Bragging rights

Apr 27, 2004 21:38

I brag a lot about my little girl. But my medium-sized girl (as I like to call SJ) is just as amazing... if not more so.

Consider this: eight years ago, I was a high school senior who had gone dateless for two years - but had managed to get just the right tertiary entrance score to pursue the career I wanted. In amongst that success came the worrying and self-loathing usually associated with teenage celibacy, and constant worries that a comic-collecting, toy-loving, cartoon-watching unrepentant geek would never be able to find love.

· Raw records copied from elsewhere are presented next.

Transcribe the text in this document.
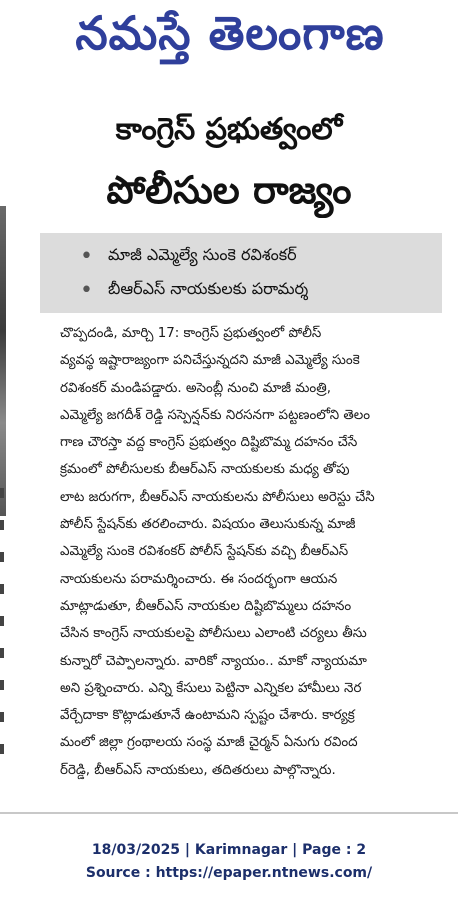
నమస్తే తెలంగాణ
కాంగ్రెస్ ప్రభుత్వంలో
పోలీసుల రాజ్యం
• మాజీ ఎమ్మెల్యే సుంకె రవిశంకర్
• బీఆర్ఎస్ నాయకులకు పరామర్శ
చొప్పదండి, మార్చి 17: కాంగ్రెస్ ప్రభుత్వంలో పోలీస్
వ్యవస్థ ఇష్టారాజ్యంగా పనిచేస్తున్నదని మాజీ ఎమ్మెల్యే సుంకె
రవిశంకర్ మండిపడ్డారు. అసెంబ్లీ నుంచి మాజీ మంత్రి,
ఎమ్మెల్యే జగదీశ్ రెడ్డి సస్పెన్షన్‌కు నిరసనగా పట్టణంలోని తెలం
గాణ చౌరస్తా వద్ద కాంగ్రెస్ ప్రభుత్వం దిష్టిబొమ్మ దహనం చేసే
క్రమంలో పోలీసులకు బీఆర్ఎస్ నాయకులకు మధ్య తోపు
లాట జరుగగా, బీఆర్ఎస్ నాయకులను పోలీసులు అరెస్టు చేసి
పోలీస్ స్టేషన్‌కు తరలించారు. విషయం తెలుసుకున్న మాజీ
ఎమ్మెల్యే సుంకె రవిశంకర్ పోలీస్ స్టేషన్‌కు వచ్చి బీఆర్ఎస్
నాయకులను పరామర్శించారు. ఈ సందర్భంగా ఆయన
మాట్లాడుతూ, బీఆర్ఎస్ నాయకుల దిష్టిబొమ్మలు దహనం
చేసిన కాంగ్రెస్ నాయకులపై పోలీసులు ఎలాంటి చర్యలు తీసు
కున్నారో చెప్పాలన్నారు. వారికో న్యాయం.. మాకో న్యాయమా
అని ప్రశ్నించారు. ఎన్ని కేసులు పెట్టినా ఎన్నికల హామీలు నెర
వేర్చేదాకా కొట్లాడుతూనే ఉంటామని స్పష్టం చేశారు. కార్యక్ర
మంలో జిల్లా గ్రంథాలయ సంస్థ మాజీ చైర్మన్ ఏనుగు రవింద
ర్‌రెడ్డి, బీఆర్ఎస్ నాయకులు, తదితరులు పాల్గొన్నారు.
18/03/2025 | Karimnagar | Page : 2
Source : https://epaper.ntnews.com/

Consider this: six years ago, I was exiting rapidly from an incredibly mutually-destructive live-in relationship with my first serious girlfriend. I was wondering why I'd lost sight of all my major life interests (writing, music, movies, cartoons, toys, comics and such) in exchange for a so-called mature life event. I also wondered if I'd ever find a way to merge these two seemingly disparate sets of emotions together, or if the joins in the weld would always show, grow brittle and break under strain.

Consider this: two years ago, SJ and I spent our first wedding anniversary at the Sydney comic book convention. There, she worked behind the counter of David (Kabuki) Mack's stall, and went Guiness-for-Guiness with Mark (Ultimates) Millar in a Kings Cross Irish tavern until the wee hours of a Sunday night/Monday morning.

Consider this: on the weekend, SJ spent too much money on charcoal-coloured beanbag chairs for the comic room "so all three of us can spend time in there together, comfortable and surrounded by cool shit". Then she spent a further $80 on a set of three wooden coffee tables, and is in the process of using decoupage techniques to cover them with Green Lantern and Transformers designs to "help them fit the room better".

Yeah, you consider all of that. Because I don't need to. I already know, appreciate and give thanks every day for my having the most wonderful wife in the world. The one woman who can weld without the joins showing.